I don’t mean to romanticize these early Christians’ circumstances or falsely compare them to ours. We Christians in America don’t suffer persecution. But in these Coronavirus years, heavy with the threats of illness, death, and despair, we are often tempted, in our fear, insecurity, and anxiety, to manufacture our own faith, hope, and love. I think I was willing to cling to that job because it offered me a way out.

But Jesus’ way out is never an escape, rather an embrace of our human circumstances. As the writer of Hebrews reminds us, Jesus can offer us hope, because it is Jesus who has known our pain in his flesh and blood. It is Jesus who offers us faith, because he loves us. It is Jesus who wants to be near to us in our time of greatest need: when we run toward Jesus, we run toward faith, hope, and love.

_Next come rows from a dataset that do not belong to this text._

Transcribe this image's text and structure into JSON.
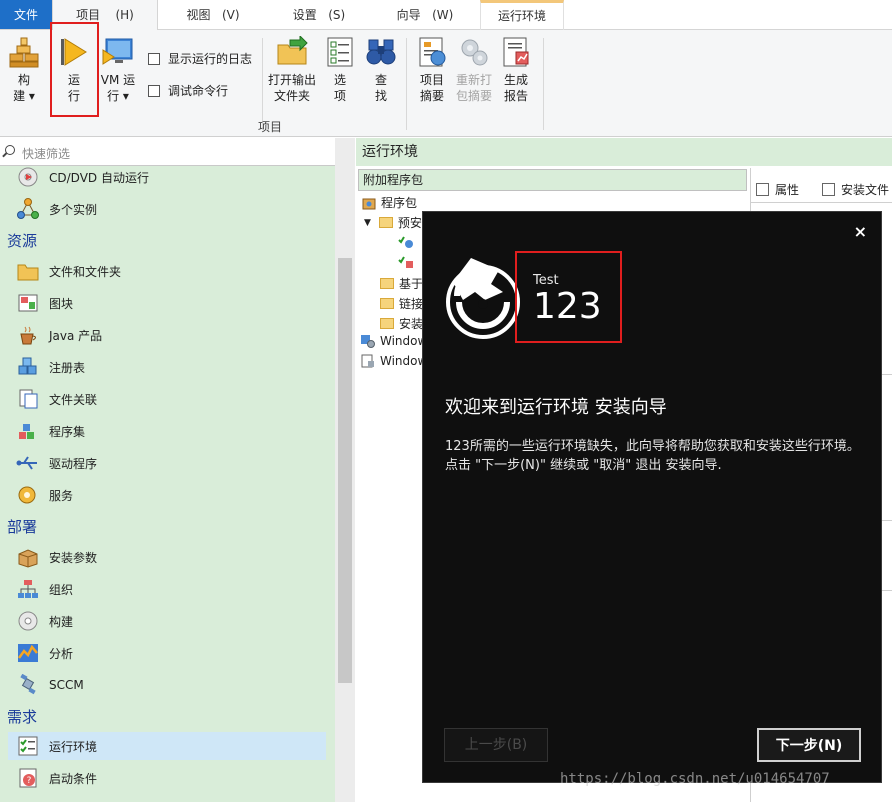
{
  "menu": {
    "tabs": [
      {
        "label": "文件"
      },
      {
        "label": "项目",
        "key": "(H)"
      },
      {
        "label": "视图",
        "key": "(V)"
      },
      {
        "label": "设置",
        "key": "(S)"
      },
      {
        "label": "向导",
        "key": "(W)"
      },
      {
        "label": "运行环境"
      }
    ]
  },
  "ribbon": {
    "build": {
      "line1": "构",
      "line2": "建"
    },
    "run": {
      "line1": "运",
      "line2": "行"
    },
    "vm": {
      "line1": "VM 运",
      "line2": "行"
    },
    "show_log": "显示运行的日志",
    "debug_cmd": "调试命令行",
    "open_output": {
      "line1": "打开输出",
      "line2": "文件夹"
    },
    "options": {
      "line1": "选",
      "line2": "项"
    },
    "find": {
      "line1": "查",
      "line2": "找"
    },
    "summary": {
      "line1": "项目",
      "line2": "摘要"
    },
    "repack": {
      "line1": "重新打",
      "line2": "包摘要"
    },
    "report": {
      "line1": "生成",
      "line2": "报告"
    },
    "group_label": "项目"
  },
  "left": {
    "filter_placeholder": "快速筛选",
    "items": [
      {
        "label": "CD/DVD 自动运行"
      },
      {
        "label": "多个实例"
      },
      {
        "label": "文件和文件夹"
      },
      {
        "label": "图块"
      },
      {
        "label": "Java 产品"
      },
      {
        "label": "注册表"
      },
      {
        "label": "文件关联"
      },
      {
        "label": "程序集"
      },
      {
        "label": "驱动程序"
      },
      {
        "label": "服务"
      },
      {
        "label": "安装参数"
      },
      {
        "label": "组织"
      },
      {
        "label": "构建"
      },
      {
        "label": "分析"
      },
      {
        "label": "SCCM"
      },
      {
        "label": "运行环境"
      },
      {
        "label": "启动条件"
      }
    ],
    "sections": [
      "资源",
      "部署",
      "需求"
    ]
  },
  "right": {
    "header": "运行环境",
    "subheader": "附加程序包",
    "tree": [
      "程序包",
      "预安",
      "基于",
      "链接",
      "安装",
      "Window",
      "Window"
    ],
    "props_tab": "属性",
    "install_tab": "安装文件"
  },
  "dialog": {
    "close": "×",
    "app_label": "Test",
    "app_name": "123",
    "title": "欢迎来到运行环境 安装向导",
    "description": "123所需的一些运行环境缺失，此向导将帮助您获取和安装这些行环境。 点击 \"下一步(N)\" 继续或 \"取消\" 退出 安装向导.",
    "prev_button": "上一步(B)",
    "next_button": "下一步(N)"
  },
  "watermark": "https://blog.csdn.net/u014654707"
}
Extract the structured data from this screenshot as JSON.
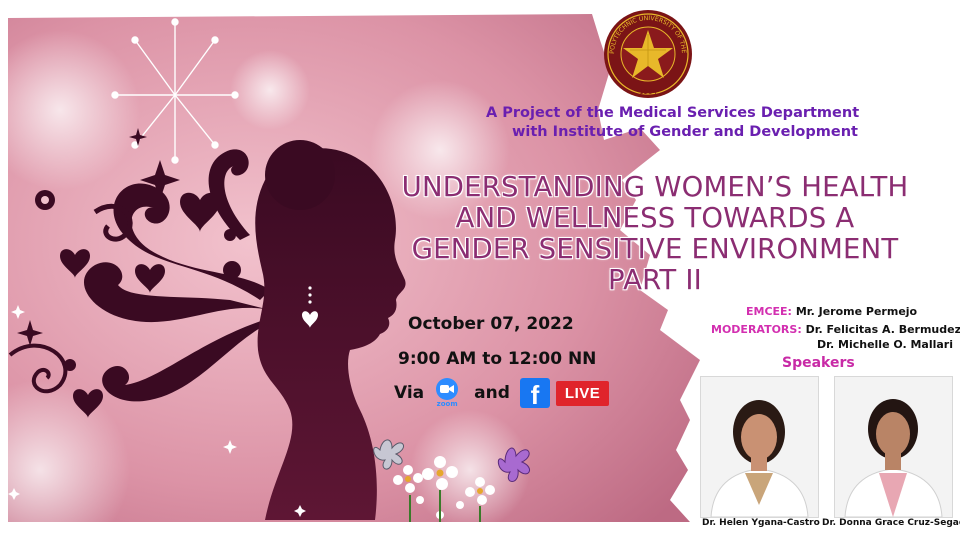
{
  "header": {
    "project_line1": "A Project of the Medical Services Department",
    "project_line2": "with Institute of Gender and Development"
  },
  "title": {
    "line1": "UNDERSTANDING WOMEN’S HEALTH",
    "line2": "AND WELLNESS TOWARDS A",
    "line3": "GENDER SENSITIVE ENVIRONMENT",
    "line4": "PART II"
  },
  "event": {
    "date": "October 07, 2022",
    "time": "9:00 AM to 12:00 NN",
    "via_label": "Via",
    "and_label": "and",
    "zoom_label": "zoom",
    "live_label": "LIVE",
    "platforms": [
      "zoom-icon",
      "facebook-icon"
    ]
  },
  "hosts": {
    "emcee_label": "EMCEE:",
    "emcee_name": "Mr. Jerome Permejo",
    "moderators_label": "MODERATORS:",
    "moderator1": "Dr. Felicitas A. Bermudez",
    "moderator2": "Dr. Michelle O. Mallari"
  },
  "speakers": {
    "heading": "Speakers",
    "items": [
      {
        "name": "Dr. Helen Ygana-Castro"
      },
      {
        "name": "Dr. Donna Grace Cruz-Segador"
      }
    ]
  },
  "logo": {
    "ring_text": "POLYTECHNIC UNIVERSITY OF THE PHILIPPINES",
    "year": "1904"
  },
  "colors": {
    "maroon": "#7b1416",
    "gold": "#e8b82a",
    "title_purple": "#8b2d72",
    "project_purple": "#6a1fb0",
    "label_magenta": "#d32fb0",
    "zoom_blue": "#2d8cff",
    "facebook_blue": "#1877f2",
    "live_red": "#e0242b"
  }
}
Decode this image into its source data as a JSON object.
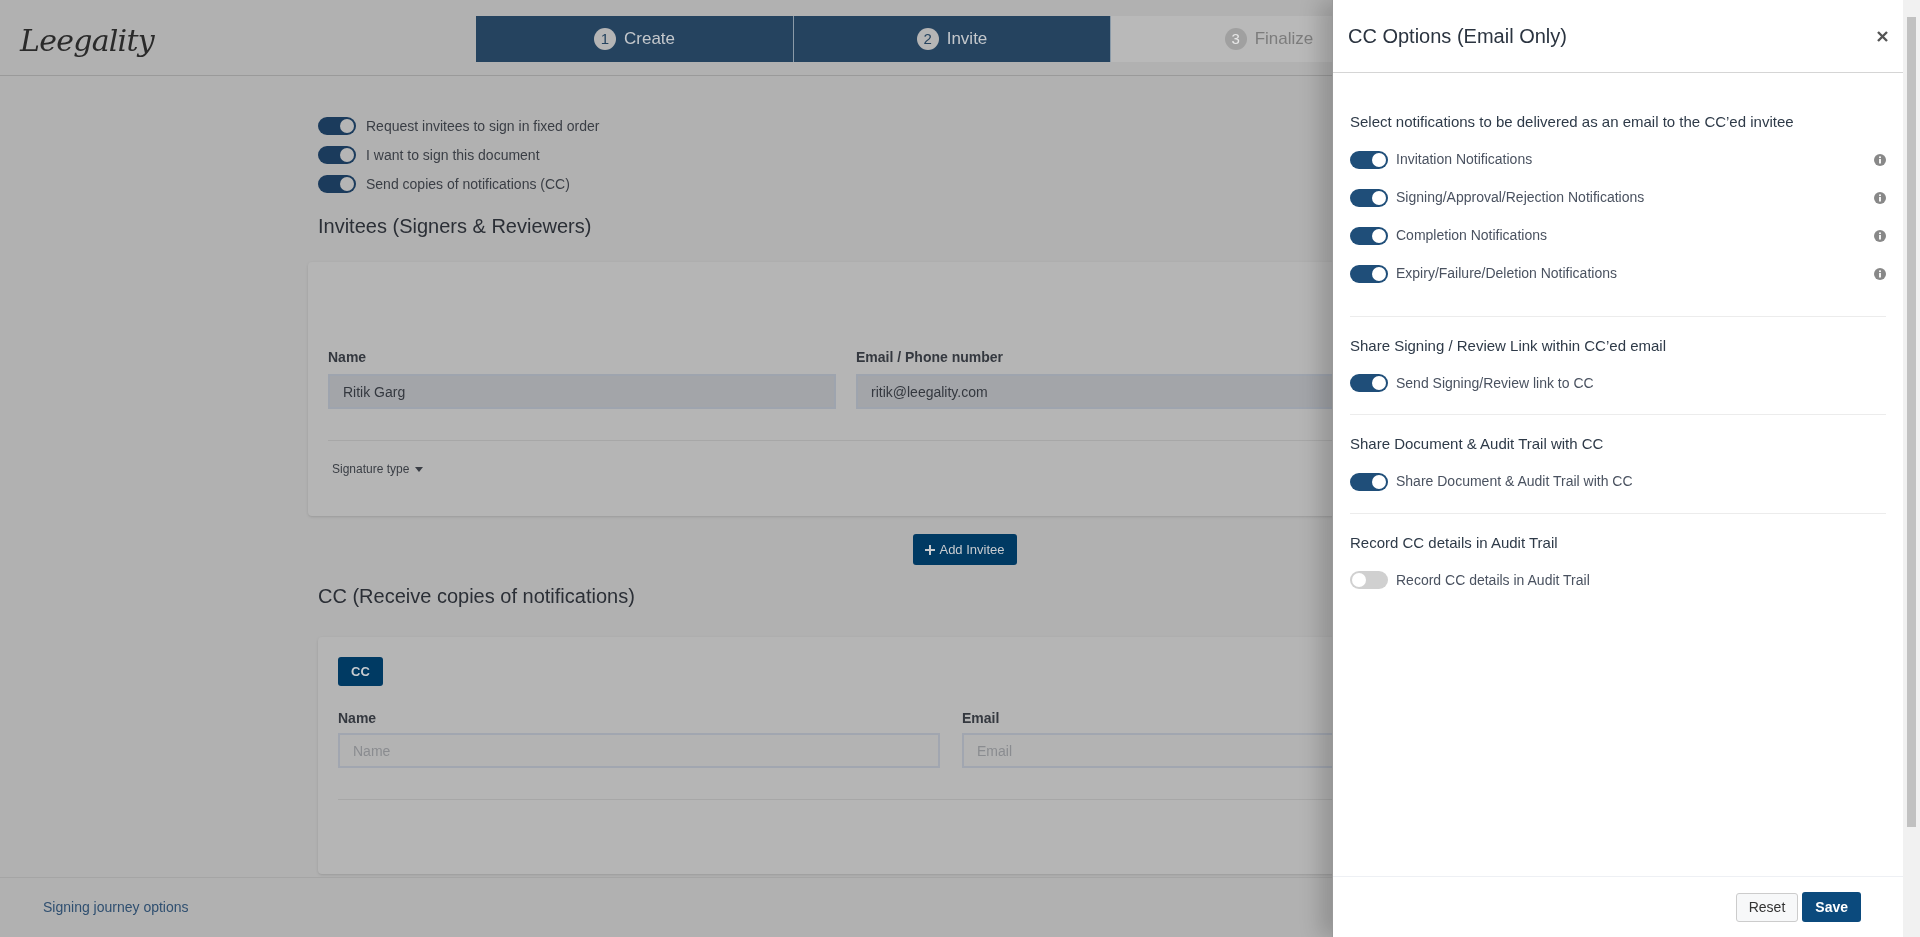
{
  "logo": {
    "text": "Leegality"
  },
  "steps": [
    {
      "number": "1",
      "label": "Create",
      "reached": true
    },
    {
      "number": "2",
      "label": "Invite",
      "reached": true
    },
    {
      "number": "3",
      "label": "Finalize",
      "reached": false
    }
  ],
  "options": [
    {
      "label": "Request invitees to sign in fixed order",
      "on": true
    },
    {
      "label": "I want to sign this document",
      "on": true
    },
    {
      "label": "Send copies of notifications (CC)",
      "on": true
    }
  ],
  "invitees": {
    "heading": "Invitees (Signers & Reviewers)",
    "fields": [
      {
        "label": "Name",
        "value": "Ritik Garg"
      },
      {
        "label": "Email / Phone number",
        "value": "ritik@leegality.com"
      }
    ],
    "signature_type": "Signature type"
  },
  "add_invitee": "Add Invitee",
  "cc": {
    "heading": "CC (Receive copies of notifications)",
    "tab": "CC",
    "fields": [
      {
        "label": "Name",
        "placeholder": "Name"
      },
      {
        "label": "Email",
        "placeholder": "Email"
      }
    ]
  },
  "bottom_bar": {
    "link": "Signing journey options"
  },
  "panel": {
    "title": "CC Options (Email Only)",
    "sections": [
      {
        "heading": "Select notifications to be delivered as an email to the CC’ed invitee",
        "toggles": [
          {
            "label": "Invitation Notifications",
            "on": true,
            "info": true
          },
          {
            "label": "Signing/Approval/Rejection Notifications",
            "on": true,
            "info": true
          },
          {
            "label": "Completion Notifications",
            "on": true,
            "info": true
          },
          {
            "label": "Expiry/Failure/Deletion Notifications",
            "on": true,
            "info": true
          }
        ]
      },
      {
        "heading": "Share Signing / Review Link within CC’ed email",
        "toggles": [
          {
            "label": "Send Signing/Review link to CC",
            "on": true,
            "info": false
          }
        ]
      },
      {
        "heading": "Share Document & Audit Trail with CC",
        "toggles": [
          {
            "label": "Share Document & Audit Trail with CC",
            "on": true,
            "info": false
          }
        ]
      },
      {
        "heading": "Record CC details in Audit Trail",
        "toggles": [
          {
            "label": "Record CC details in Audit Trail",
            "on": false,
            "info": false
          }
        ]
      }
    ],
    "reset": "Reset",
    "save": "Save"
  }
}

I would be lying to you if I said that I didn’t still think about that job from time to time. But these days I also see Jesus offering me not so much a way out, but a way in. A way into being faithful in these circumstances, in these days. A way into learning how to love even when love seems near impossible. A way into a hope that doesn’t need me or you, my excellence or your benevolence, to keep it burning, but rather a hope that is everlasting. And bearing that kind of hope in Jesus, in the wilderness, makes all the difference.


Write down something that you’re worried about, struggling with, or even hoping for.

Now, reread the passage and meditate on what difference it makes for Jesus to offer you faith, hope, and love in those very present circumstances.

Trusting this, jot down some insights on how you might be called to live differently today.


God of abundance, help us in the wilderness not to run after faith, hope and love that are fickle and fleeting. Rather, help us to receive, in our very present circumstances, your faith, your hope, and your love. Amen.

About the Author

Rev. Dr. Erin Raffety is a Presbyterian pastor, a Cultural Anthropologist, and a Researcher at the Center of Theological Inquiry and Princeton Theological Seminary. She lives with her family in Lambertville, New Jersey, where she is a beginning bird watcher, a walker, a runner, and an advocate for disabled persons.